Published November 15, 2016
A German police van stands in front of a house in Berlin November 15, 2016. REUTERS/Pawel Kopczynski
A German police van stands in front of a house in Berlin November 15, 2016. REUTERS/Pawel Kopczynski

Police launched dawn raids on about 190 mosques, flats and offices linked to an Islamist group in Germany on Tuesday as the government banned the organisation, accusing it of radicalising youngsters, the interior ministry said.

Interior Minister Thomas de Maiziere said the DWR 'True Religion' organisation had contacted young people as it distributed copies of the Holy Quran and other religious material, and had persuaded about 140 of them to join militants in Iraq and Syria.

DWR made no reference to the raids on its website and did not immediately respond to a request for comment.

German Chancellor Angela Merkel has faced pressure to harden her line on security after a string of attacks claimed by Islamic State across Europe and criticism of her decision to let in about 900,000 migrants last year.

"Today's ban is not directed against the distribution of the Quran or translations of the Quran," de Maiziere told reporters. He added, "Today's ban is rather directed against the abuse of religion by people propagating extremist ideologies and supporting terrorist organisations under the pretext of Islam."

The group had several hundred members, he said.

Concern over the number of migrants entering the country has boosted support for Alternative for Germany, a populist party that says Islam is incompatible with the German constitution and has siphoned off support from Merkel's conservatives.

A spokeswoman for the interior ministry said there was no indication that DWR was planning attacks itself.

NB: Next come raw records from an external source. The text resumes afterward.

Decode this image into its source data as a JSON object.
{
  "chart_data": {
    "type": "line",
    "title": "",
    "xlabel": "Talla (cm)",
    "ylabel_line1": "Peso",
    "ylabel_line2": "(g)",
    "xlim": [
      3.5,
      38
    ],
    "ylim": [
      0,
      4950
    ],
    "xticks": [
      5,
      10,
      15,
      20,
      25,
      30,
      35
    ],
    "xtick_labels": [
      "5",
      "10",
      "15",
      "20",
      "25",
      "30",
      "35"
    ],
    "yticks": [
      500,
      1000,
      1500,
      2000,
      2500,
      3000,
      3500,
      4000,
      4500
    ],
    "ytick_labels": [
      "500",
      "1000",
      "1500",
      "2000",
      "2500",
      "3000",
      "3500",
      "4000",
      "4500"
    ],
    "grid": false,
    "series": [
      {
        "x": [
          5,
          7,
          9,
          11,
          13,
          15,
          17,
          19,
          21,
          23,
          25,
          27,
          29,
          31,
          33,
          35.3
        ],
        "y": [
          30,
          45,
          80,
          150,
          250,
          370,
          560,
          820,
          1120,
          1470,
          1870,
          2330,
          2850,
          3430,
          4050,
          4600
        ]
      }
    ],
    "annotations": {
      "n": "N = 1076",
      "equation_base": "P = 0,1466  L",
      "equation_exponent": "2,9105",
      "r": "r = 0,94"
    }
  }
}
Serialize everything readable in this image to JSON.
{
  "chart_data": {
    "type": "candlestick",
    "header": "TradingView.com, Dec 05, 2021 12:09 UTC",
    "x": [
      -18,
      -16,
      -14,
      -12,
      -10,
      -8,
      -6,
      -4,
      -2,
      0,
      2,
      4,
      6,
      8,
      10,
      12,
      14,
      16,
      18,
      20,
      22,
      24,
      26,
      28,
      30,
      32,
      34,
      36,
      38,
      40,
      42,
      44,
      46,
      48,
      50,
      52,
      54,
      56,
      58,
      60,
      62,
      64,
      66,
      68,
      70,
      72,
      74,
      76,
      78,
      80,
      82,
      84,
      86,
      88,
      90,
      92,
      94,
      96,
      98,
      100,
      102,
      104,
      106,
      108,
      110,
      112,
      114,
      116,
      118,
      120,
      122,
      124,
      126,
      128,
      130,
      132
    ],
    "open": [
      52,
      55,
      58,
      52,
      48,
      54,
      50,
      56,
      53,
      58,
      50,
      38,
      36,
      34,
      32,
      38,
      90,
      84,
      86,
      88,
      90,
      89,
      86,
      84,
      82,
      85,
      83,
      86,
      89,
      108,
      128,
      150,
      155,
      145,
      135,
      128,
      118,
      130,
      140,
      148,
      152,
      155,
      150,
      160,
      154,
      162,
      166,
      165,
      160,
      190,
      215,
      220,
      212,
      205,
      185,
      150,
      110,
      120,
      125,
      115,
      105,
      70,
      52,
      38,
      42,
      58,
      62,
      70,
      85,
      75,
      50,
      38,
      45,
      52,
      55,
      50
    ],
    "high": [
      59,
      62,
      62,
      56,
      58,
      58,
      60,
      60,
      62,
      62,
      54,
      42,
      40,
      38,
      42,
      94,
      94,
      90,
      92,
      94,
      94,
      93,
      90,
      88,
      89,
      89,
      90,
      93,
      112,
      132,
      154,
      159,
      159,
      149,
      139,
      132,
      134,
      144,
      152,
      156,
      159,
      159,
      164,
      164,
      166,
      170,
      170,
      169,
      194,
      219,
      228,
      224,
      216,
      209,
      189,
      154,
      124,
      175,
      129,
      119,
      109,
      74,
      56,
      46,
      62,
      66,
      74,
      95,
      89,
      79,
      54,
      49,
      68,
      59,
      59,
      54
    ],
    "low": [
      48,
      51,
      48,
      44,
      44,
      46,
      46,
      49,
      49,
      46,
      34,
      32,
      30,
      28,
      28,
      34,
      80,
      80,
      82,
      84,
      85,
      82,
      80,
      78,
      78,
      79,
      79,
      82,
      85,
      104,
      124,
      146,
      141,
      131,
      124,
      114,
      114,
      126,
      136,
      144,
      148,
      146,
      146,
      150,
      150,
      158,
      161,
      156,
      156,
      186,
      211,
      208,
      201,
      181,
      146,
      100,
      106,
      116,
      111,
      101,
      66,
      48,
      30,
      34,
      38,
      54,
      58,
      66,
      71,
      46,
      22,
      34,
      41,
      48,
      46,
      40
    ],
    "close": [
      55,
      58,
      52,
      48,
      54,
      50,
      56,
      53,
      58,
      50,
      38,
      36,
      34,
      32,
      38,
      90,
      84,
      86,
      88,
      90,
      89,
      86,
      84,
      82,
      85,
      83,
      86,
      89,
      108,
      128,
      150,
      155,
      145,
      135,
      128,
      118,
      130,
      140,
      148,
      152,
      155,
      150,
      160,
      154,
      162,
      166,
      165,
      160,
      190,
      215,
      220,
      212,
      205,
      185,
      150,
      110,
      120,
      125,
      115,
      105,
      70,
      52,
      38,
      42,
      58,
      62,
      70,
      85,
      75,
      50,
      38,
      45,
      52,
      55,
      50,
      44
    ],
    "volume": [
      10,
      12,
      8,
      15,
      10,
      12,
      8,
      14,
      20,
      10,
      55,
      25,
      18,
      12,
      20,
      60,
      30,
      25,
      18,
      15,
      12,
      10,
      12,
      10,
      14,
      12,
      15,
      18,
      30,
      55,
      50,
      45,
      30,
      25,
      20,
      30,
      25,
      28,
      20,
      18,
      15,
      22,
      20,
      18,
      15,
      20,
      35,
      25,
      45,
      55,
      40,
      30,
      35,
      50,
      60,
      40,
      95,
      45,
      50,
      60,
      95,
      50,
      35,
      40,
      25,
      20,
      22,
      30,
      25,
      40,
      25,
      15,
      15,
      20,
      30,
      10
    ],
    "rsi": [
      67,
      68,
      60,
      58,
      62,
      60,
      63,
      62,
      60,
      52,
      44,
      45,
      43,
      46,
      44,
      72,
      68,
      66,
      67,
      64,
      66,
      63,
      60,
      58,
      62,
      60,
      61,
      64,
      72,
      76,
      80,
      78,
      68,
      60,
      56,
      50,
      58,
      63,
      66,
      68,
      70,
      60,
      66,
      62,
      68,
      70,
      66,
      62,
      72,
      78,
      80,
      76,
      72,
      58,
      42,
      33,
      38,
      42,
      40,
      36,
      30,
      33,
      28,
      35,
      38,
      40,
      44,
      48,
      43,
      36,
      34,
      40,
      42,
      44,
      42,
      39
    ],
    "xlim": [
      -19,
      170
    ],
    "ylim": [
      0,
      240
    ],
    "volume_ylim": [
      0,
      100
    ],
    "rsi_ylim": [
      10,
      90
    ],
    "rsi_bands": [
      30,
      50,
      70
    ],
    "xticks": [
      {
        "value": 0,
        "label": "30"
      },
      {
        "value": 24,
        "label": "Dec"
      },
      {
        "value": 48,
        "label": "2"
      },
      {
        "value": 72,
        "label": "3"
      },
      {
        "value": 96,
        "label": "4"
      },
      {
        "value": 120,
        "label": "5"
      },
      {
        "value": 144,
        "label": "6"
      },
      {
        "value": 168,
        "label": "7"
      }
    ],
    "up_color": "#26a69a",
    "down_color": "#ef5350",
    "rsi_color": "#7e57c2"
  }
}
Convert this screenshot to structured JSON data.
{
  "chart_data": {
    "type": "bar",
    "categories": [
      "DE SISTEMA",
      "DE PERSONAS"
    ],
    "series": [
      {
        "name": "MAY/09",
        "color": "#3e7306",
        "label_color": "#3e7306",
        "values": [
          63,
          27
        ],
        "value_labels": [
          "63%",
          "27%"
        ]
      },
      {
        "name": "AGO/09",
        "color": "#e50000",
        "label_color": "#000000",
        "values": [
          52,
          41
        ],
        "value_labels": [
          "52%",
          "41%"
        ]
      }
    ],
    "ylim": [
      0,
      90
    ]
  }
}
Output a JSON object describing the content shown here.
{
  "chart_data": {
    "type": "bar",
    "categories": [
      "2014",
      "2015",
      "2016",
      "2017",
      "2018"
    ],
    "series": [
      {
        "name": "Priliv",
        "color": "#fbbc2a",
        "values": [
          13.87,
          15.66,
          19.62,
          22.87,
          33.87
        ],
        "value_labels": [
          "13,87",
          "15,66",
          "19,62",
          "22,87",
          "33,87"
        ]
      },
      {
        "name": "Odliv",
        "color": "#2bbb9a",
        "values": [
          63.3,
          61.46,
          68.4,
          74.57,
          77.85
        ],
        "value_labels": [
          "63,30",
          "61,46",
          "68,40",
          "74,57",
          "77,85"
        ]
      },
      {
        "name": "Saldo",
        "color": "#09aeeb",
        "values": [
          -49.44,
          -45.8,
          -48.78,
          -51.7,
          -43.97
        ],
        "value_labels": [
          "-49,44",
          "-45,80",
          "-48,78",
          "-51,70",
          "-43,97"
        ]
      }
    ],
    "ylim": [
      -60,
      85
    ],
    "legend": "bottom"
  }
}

The ban means DWR is now prohibited from taking part in information and distribution campaigns. De Maiziere said Tuesday's actions across 10 German states were the biggest crackdown on a group since the government shut down a movement known as Kalifatstaat (Caliphate State) in 2001, accusing it of "extremist activities".

The government has also banned five other organisation accused of having Islamist-Jihadist aspirations since 2012.